ELISABETH BUECHER – Contributing Writer
Elisabeth Buecher is a French textile designer based in England. She first got involved with sustainability while studying at Central St Martins College of Art in London. Understanding the responsibilities she has as a designer, her creativity started to be more meaningful from then. She considers that the two most important challenges to a sustainable global future are, first to raise awareness by helping people to visualise the excesses and the damages, and secondly to find practical solutions to encourage them to behave well on a daily basis. More specifically, Elisabeth chose to look at the environmental issue of excessive water consumption.

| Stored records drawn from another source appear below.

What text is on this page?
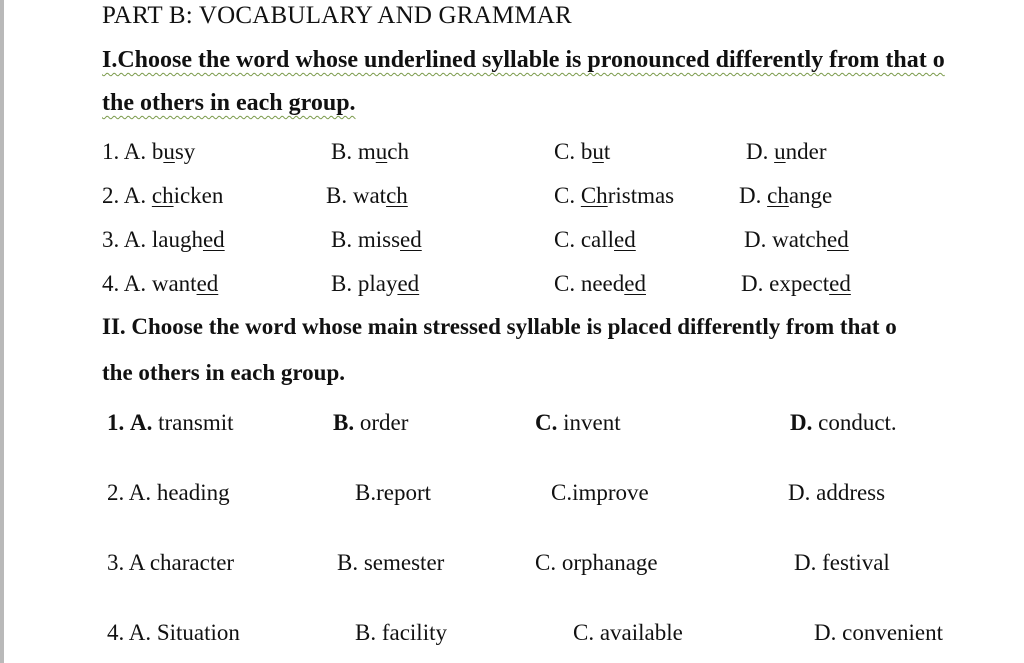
PART B: VOCABULARY AND GRAMMAR
I.Choose the word whose underlined syllable is pronounced differently from that o
the others in each group.
1. A. busy	B. much	C. but	D. under
2. A. chicken	B. watch	C. Christmas	D. change
3. A. laughed	B. missed	C. called	D. watched
4. A. wanted	B. played	C. needed	D. expected
II. Choose the word whose main stressed syllable is placed differently from that o
the others in each group.
1. A. transmit	B. order	C. invent	D. conduct.
2. A. heading	B.report	C.improve	D. address
3. A character	B. semester	C. orphanage	D. festival
4. A. Situation	B. facility	C. available	D. convenient
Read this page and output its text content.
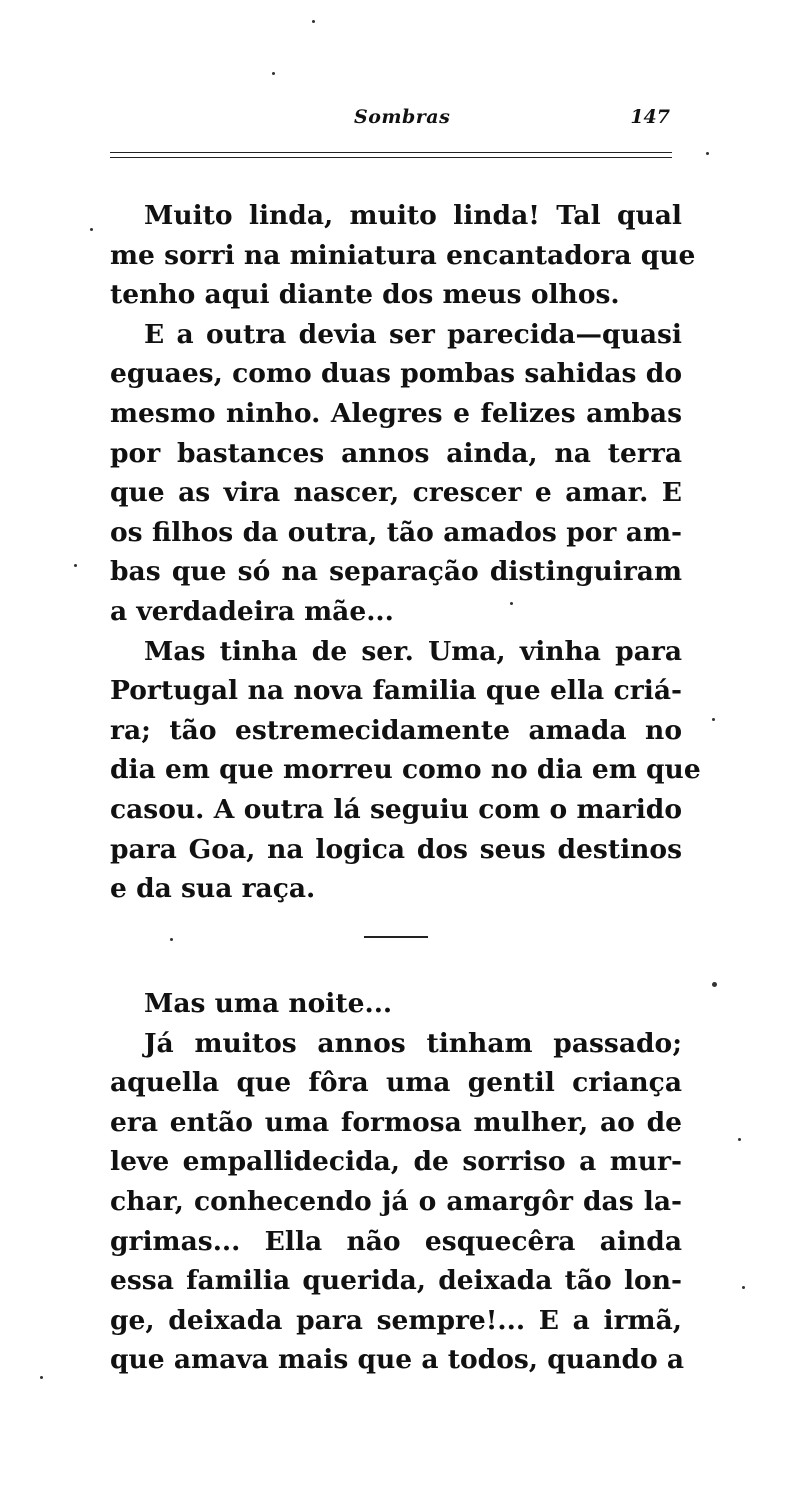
Sombras	147
Muito linda, muito linda! Tal qual
me sorri na miniatura encantadora que
tenho aqui diante dos meus olhos.
E a outra devia ser parecida—quasi
eguaes, como duas pombas sahidas do
mesmo ninho. Alegres e felizes ambas
por bastances annos ainda, na terra
que as vira nascer, crescer e amar. E
os filhos da outra, tão amados por am-
bas que só na separação distinguiram
a verdadeira mãe...
Mas tinha de ser. Uma, vinha para
Portugal na nova familia que ella criá-
ra; tão estremecidamente amada no
dia em que morreu como no dia em que
casou. A outra lá seguiu com o marido
para Goa, na logica dos seus destinos
e da sua raça.
Mas uma noite...
Já muitos annos tinham passado;
aquella que fôra uma gentil criança
era então uma formosa mulher, ao de
leve empallidecida, de sorriso a mur-
char, conhecendo já o amargôr das la-
grimas... Ella não esquecêra ainda
essa familia querida, deixada tão lon-
ge, deixada para sempre!... E a irmã,
que amava mais que a todos, quando a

As well a being a reporter for Inhabitat at the next Salone Internazionale del Mobile in Milan, She will be presenting her water-saving shower curtains with her collective Puff and Flock at the Designer’s Block show.
.
.
DIANE PHAM – Contributing Writer
A graduate of USC, Diane currently works in real estate investment consulting in Milan. Like so many people out there she too thought she wanted to be an architect when she grew up. While weighing and evaluating the emotional, physical and financial tolls of architecture grad school, she worked for the A+D Museum in Los Angeles, Perkins Eastman Architects and Resoultion4: Architecture taking care of their marketing, PR and graphic work. While never becoming a designer or architect herself (at least not yet), she carries a deep appreciation for all sorts of design. In her spare time she enjoys traveling, music, taking photographs and thinking about learning to the play guitar. Even though she can barely play a tune, she does know how to change a full set of strings.
.
.
TREY FARMER – Contributing Writer
Trey is an inspired writer and aspiring architect, moved by the traditional ideals of simplicity and self-sufficiency. Originally from New Hampshire, he received an English degree in 2007 from Otago University in New Zealand, before relocating to the Bay Area of California. He spends his days working for a prominent green architect in Berkeley, while taking evening classes at the San Francisco Institute of Architecture and helping with Planetshifter.com. Living in a beautiful old house along abundant open space has made him feel at home in these busy city streets. Maintaining a balance between urban and rural life, he tends an organic vegetable garden and raises four laying hens in the sanctuary of a piece of native Bay Area forest. He enjoys biking to work, as well as along the rolling hills of the park behind his house.Taking in ideas for sustainability from all directions, his current project is a simple greywater system that effectively treats the water before it is used to keep the yard and garden happy during the dry
California summers.
.

KEVIN GARDNER – Contributing Writer
KG is a seasoned natural, jumping from orchards to ivy and lots of different places in between. Born again and again in Northern CA, he appreciates the power of pruning, weeding, good ideas and a job well-done. He likes to “keep it moving, keep it clean” and tends to attract pollinators, humor and uncanny associations. His favorite color is gold
and he enjoys a clean car, strong coffee, bright food and fresh flowers.
.
.
.
SARAH PARSONS – Contributing Writer
Sarah Parsons is a freelance writer and editor living in New York City. After learning about deforestation of the rainforest at seven years old, she wrote a strong-worded letter to President H.W. Bush complete with a drawing depicting the plight of homeless gorillas. It was then that her future as an environmentalist became clear. After graduating from Syracuse University’s SI Newhouse School of Public Communications with a degree in journalism, she moved to New York and began her career as an environmental journalist. Over the past three years, she’s written about everything from endangered golden lion tamarins to the economic costs associated with unabated climate change. In addition to covering energy and technology for Inhabitat, Sarah has also written for Plenty, Popular Science, Audubon and OnEarth.